Publié le 08/04/2022
Emmanuel Macron à l'université de Ouagadougou, 28 novembre 2017

Sina SCHLIMMER, interview  par Marlène Panara pour Le Point Afrique

À la veille de la présidentielle, quel bilan tirer de son mandat pour le continent africain ? Éléments de réponse avec Sina Schlimmer, chercheuse à l’Ifri.

Le 28 novembre 2017, à l'université de Ouagadougou, Emmanuel Macron avait affiché sa volonté d'un dialogue « direct » et « décomplexé » avec les sociétés civiles, en rupture avec la Françafrique. Durant son mandat, le président a régulièrement pris le contre-pied de ses prédécesseurs, fustigeant la période désormais révolue, selon lui, de la Françafrique. Privilégier le dialogue avec la société civile et la jeunesse africaines plutôt qu'avec ses dirigeants : l'exercice était, dans sa forme, inédit.

Mais la réalité des relations entre le continent et la France s'est rapidement rappelée à lui. Sur le volet sécuritaire, d'abord. En effet, malgré l'opération Barkhane et le soutien de Paris au G5 Sahel, la situation n'a fait que s'enliser. Jusqu'au retrait des troupes françaises, acté le 17 février dernier, remplacées par des agents de la société privée russe Wagner.

Politiquement, ensuite. Ardent défenseur d'une relation renouvelée avec l'Afrique, Emmanuel Macron s'est pourtant affiché, tout au long de son mandat, avec ses chefs d'État controversés. Le président français n'a, par exemple, pas hésité à chaudement féliciter le fils du défunt président Idriss Déby Itno, Mahamat Idriss Déby, après sa nomination à la présidence. Une prise de pouvoir dynastique qui, en Afrique comme ailleurs, a pourtant été très dénoncée.

Comment Emmanuel Macron a-t-il traversé ces cinq dernières années, entre désir de rupture et realpolitik ? Sina Schlimmer, chercheuse au centre Afrique subsaharienne de l'Institut français des relations internationales (Ifri), répond au Point Afrique.

 

Le Point Afrique : Dans son bilan, l'Élysée affirme avoir construit de 2017 à 2022 un « nouveau partenariat » avec l'Afrique, basé sur « l'apaisement des mémoires », la restitution des œuvres d'art et la réforme du franc CFA, notamment. Selon vous, ces critères ont-ils suffi à l'élaboration d'une nouvelle relation avec le continent ?

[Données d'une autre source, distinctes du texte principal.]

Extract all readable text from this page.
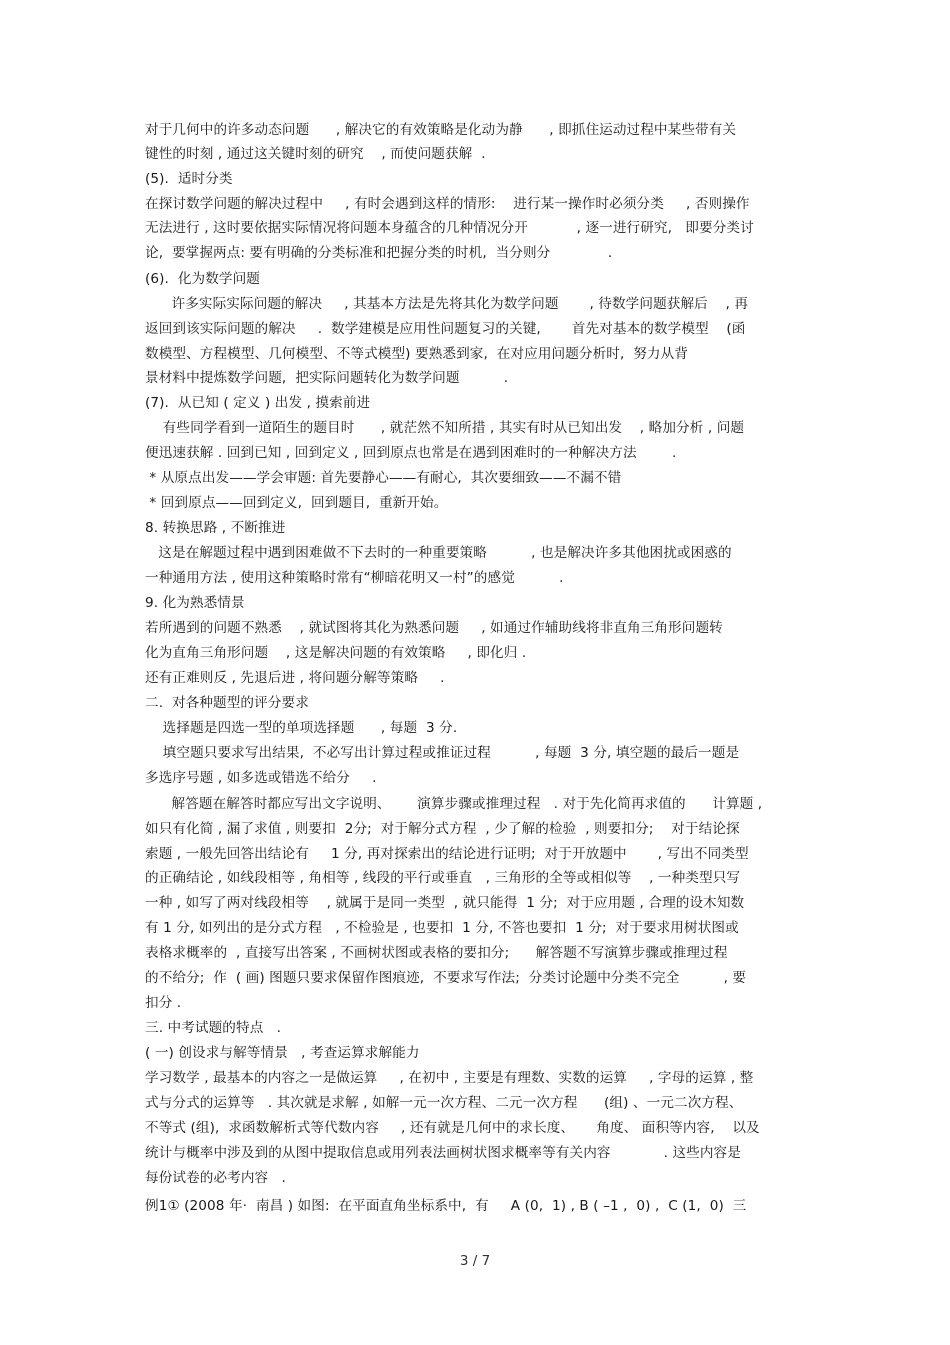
对于几何中的许多动态问题      , 解决它的有效策略是化动为静      , 即抓住运动过程中某些带有关
键性的时刻 , 通过这关键时刻的研究    , 而使问题获解  .
(5).  适时分类
在探讨数学问题的解决过程中     , 有时会遇到这样的情形:    进行某一操作时必须分类     , 否则操作
无法进行 , 这时要依据实际情况将问题本身蕴含的几种情况分开           , 逐一进行研究,   即要分类讨
论,  要掌握两点: 要有明确的分类标准和把握分类的时机,  当分则分             .
(6).  化为数学问题
许多实际实际问题的解决     , 其基本方法是先将其化为数学问题       , 待数学问题获解后    , 再
返回到该实际问题的解决     .  数学建模是应用性问题复习的关键,       首先对基本的数学模型    (函
数模型、方程模型、几何模型、不等式模型) 要熟悉到家,  在对应用问题分析时,  努力从背
景材料中提炼数学问题,  把实际问题转化为数学问题          .
(7).  从已知 ( 定义 ) 出发 , 摸索前进
有些同学看到一道陌生的题目时      , 就茫然不知所措 , 其实有时从已知出发    , 略加分析 , 问题
便迅速获解 . 回到已知 , 回到定义 , 回到原点也常是在遇到困难时的一种解决方法        .
* 从原点出发——学会审题: 首先要静心——有耐心,  其次要细致——不漏不错
* 回到原点——回到定义,  回到题目,  重新开始。
8. 转换思路 , 不断推进
这是在解题过程中遇到困难做不下去时的一种重要策略          , 也是解决许多其他困扰或困惑的
一种通用方法 , 使用这种策略时常有“柳暗花明又一村”的感觉          .
9. 化为熟悉情景
若所遇到的问题不熟悉    , 就试图将其化为熟悉问题     , 如通过作辅助线将非直角三角形问题转
化为直角三角形问题    , 这是解决问题的有效策略     , 即化归 .
还有正难则反 , 先退后进 , 将问题分解等策略     .
二.  对各种题型的评分要求
选择题是四选一型的单项选择题      , 每题  3 分.
填空题只要求写出结果,  不必写出计算过程或推证过程          , 每题  3 分, 填空题的最后一题是
多选序号题 , 如多选或错选不给分     .
解答题在解答时都应写出文字说明、      演算步骤或推理过程   . 对于先化简再求值的      计算题 ,
如只有化简 , 漏了求值 , 则要扣  2分;  对于解分式方程  , 少了解的检验  , 则要扣分;    对于结论探
索题 , 一般先回答出结论有     1 分, 再对探索出的结论进行证明;  对于开放题中       , 写出不同类型
的正确结论 , 如线段相等 , 角相等 , 线段的平行或垂直   , 三角形的全等或相似等    , 一种类型只写
一种 , 如写了两对线段相等    , 就属于是同一类型  , 就只能得  1 分;  对于应用题 , 合理的设木知数
有 1 分, 如列出的是分式方程   , 不检验是 , 也要扣  1 分, 不答也要扣  1 分;  对于要求用树状图或
表格求概率的  , 直接写出答案 , 不画树状图或表格的要扣分;      解答题不写演算步骤或推理过程
的不给分;  作  ( 画) 图题只要求保留作图痕迹,  不要求写作法;  分类讨论题中分类不完全          , 要
扣分 .
三. 中考试题的特点   .
( 一) 创设求与解等情景   , 考查运算求解能力
学习数学 , 最基本的内容之一是做运算     , 在初中 , 主要是有理数、实数的运算     , 字母的运算 , 整
式与分式的运算等   . 其次就是求解 , 如解一元一次方程、二元一次方程      (组) 、一元二次方程、
不等式 (组),  求函数解析式等代数内容     , 还有就是几何中的求长度、     角度、 面积等内容,    以及
统计与概率中涉及到的从图中提取信息或用列表法画树状图求概率等有关内容            . 这些内容是
每份试卷的必考内容   .
例1① (2008 年·  南昌 ) 如图:  在平面直角坐标系中,  有     A (0,  1) , B ( –1 ,  0) ,  C (1,  0)  三
3 / 7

Sina Schlimmer : Ce sont en effet les éléments qui sont régulièrement mis en avant par la communication de l'Élysée en ce qui concerne sa politique africaine. Emmanuel Macron les avait présentés lors de sa visite à Ouagadougou en 2017. Ces piliers ont été jusqu'ici régulièrement mis en lumière par le président. Mais il y a évidemment d'autres éléments du mandat à prendre en compte, dont certains ont d'ailleurs quelque peu dégradé la relation entre l'Afrique et la France.

Que voulez-vous dire ?

À Ouagadougou, Emmanuel Macron avait affirmé vouloir instaurer une forme horizontale des échanges. Il souhaitait s'adresser à un autre public, celui de la société civile. En France, il a voulu faire le lien avec la diaspora africaine. Cette manière de procéder, en contournant les acteurs plus classiques de la diplomatie et de la politique, et notamment des chefs d'État, n'a pas convaincu tout le monde. Certains ont pu se sentir mis à l'écart, au profit d'échanges plus disruptifs.

 

Cela traduit-il une véritable rupture dans les relations avec l'Afrique ? Dans un de vos articles publiés par l'Ifri, vous déplorez que le nouveau sommet Afrique-France – organisé en octobre 2021 – s'inspire davantage des « talk-shows télévisés » et laisse finalement « peu de place aux sujets politiques ».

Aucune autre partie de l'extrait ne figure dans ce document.